The various healing magicks generally also have aspects, equal and opposite, that can be used to inflict harm in battle, but their primary purpose in the game is to be a safety net so the PC’s feel safe and confident enough to go ahead and try something a little reckless now and then in the pursuit of adventure, engage in some flamboyant swashbuckling, rush headlong into battle like the heroes they are supposed to be! If the PC’s get carried away with taking needless risks out of hubris acquired from surviving too many rough scrapes, they are likely to find out just what the limits of their own safety nets are.
When the characters put their health at risk, no matter how worthy the cause, there must be consequences to their actions, and these should be very real and debilitating. The ready possibility of being brought back from the dead or back from death’s doorstep, being instantaneously healed without even a residual scratch from even mortal wounds or maiming on demand, robs the players of any sense of their characters’ mortality, and with it, any sense of the weight of the consequences of their actions, just as badly as hot and cold running resurrections are to the threat of death.

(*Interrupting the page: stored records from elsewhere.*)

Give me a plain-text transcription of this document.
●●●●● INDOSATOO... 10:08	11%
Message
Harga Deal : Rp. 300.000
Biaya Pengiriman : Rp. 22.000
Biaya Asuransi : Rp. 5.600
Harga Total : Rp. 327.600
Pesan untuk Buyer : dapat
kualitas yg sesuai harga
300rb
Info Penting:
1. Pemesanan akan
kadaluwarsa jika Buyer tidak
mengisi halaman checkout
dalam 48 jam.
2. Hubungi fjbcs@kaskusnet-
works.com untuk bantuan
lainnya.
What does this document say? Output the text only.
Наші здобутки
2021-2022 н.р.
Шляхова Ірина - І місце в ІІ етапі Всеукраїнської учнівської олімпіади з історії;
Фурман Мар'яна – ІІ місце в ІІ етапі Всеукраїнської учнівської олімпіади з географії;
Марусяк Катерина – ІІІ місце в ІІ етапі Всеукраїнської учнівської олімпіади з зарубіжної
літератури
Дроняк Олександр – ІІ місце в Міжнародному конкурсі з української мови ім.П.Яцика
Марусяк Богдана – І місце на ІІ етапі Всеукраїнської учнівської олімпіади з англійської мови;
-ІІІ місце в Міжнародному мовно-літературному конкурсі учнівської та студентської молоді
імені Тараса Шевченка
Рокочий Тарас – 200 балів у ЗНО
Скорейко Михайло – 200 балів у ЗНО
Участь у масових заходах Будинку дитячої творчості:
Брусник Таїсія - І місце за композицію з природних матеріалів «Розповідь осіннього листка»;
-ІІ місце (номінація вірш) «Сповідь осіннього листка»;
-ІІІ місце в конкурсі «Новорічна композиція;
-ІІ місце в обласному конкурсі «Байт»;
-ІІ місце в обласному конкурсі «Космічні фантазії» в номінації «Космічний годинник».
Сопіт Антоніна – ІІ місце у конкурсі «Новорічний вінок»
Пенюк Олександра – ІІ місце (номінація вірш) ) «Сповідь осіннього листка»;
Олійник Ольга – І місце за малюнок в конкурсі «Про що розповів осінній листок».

IF a GM must have some PC resurrected, it could perhaps be for a short duration only, but only under the circumstances already described: in acknowledgement of an exemplary life in service to the gods, and only for the purpose of tying up loose ends, perhaps only for as long as needed to finish the adventure (or at most the current storyline of the campaign) in which he met his demise – or the following one, provided it is of the nature of “bringing the Bad Guy to justice who killed me” sort. Afterwards, the character should be gathered up again by a host of spirits of his god(s) and ascend (or descend, as the case may be) to his final reward.
Resurrection is just too great a power to wield and a gift to be blithe-fully given away. It certainly shouldn’t be something the PC’s do for one another at will. It is an ability that should rightfully remain reserved for the gods’ (GM’s) use alone. Allowing such a service to become commonplace, even if administered by the hands of the gods, destroys the players’ respect for Death as a consequence of their characters’ actions, and compromises the respect for the gods. As if one resurrection were not a grand enough gift of the god(s) the first time, the very concept of having characters being brought back to life over and over again by the gods just doesn’t make sense. Beyond that, it boggles the mind.
The hubris in asking the gods to send someone back who just can’t seem to keep himself among the living, especially again and again, is just TOO enormous.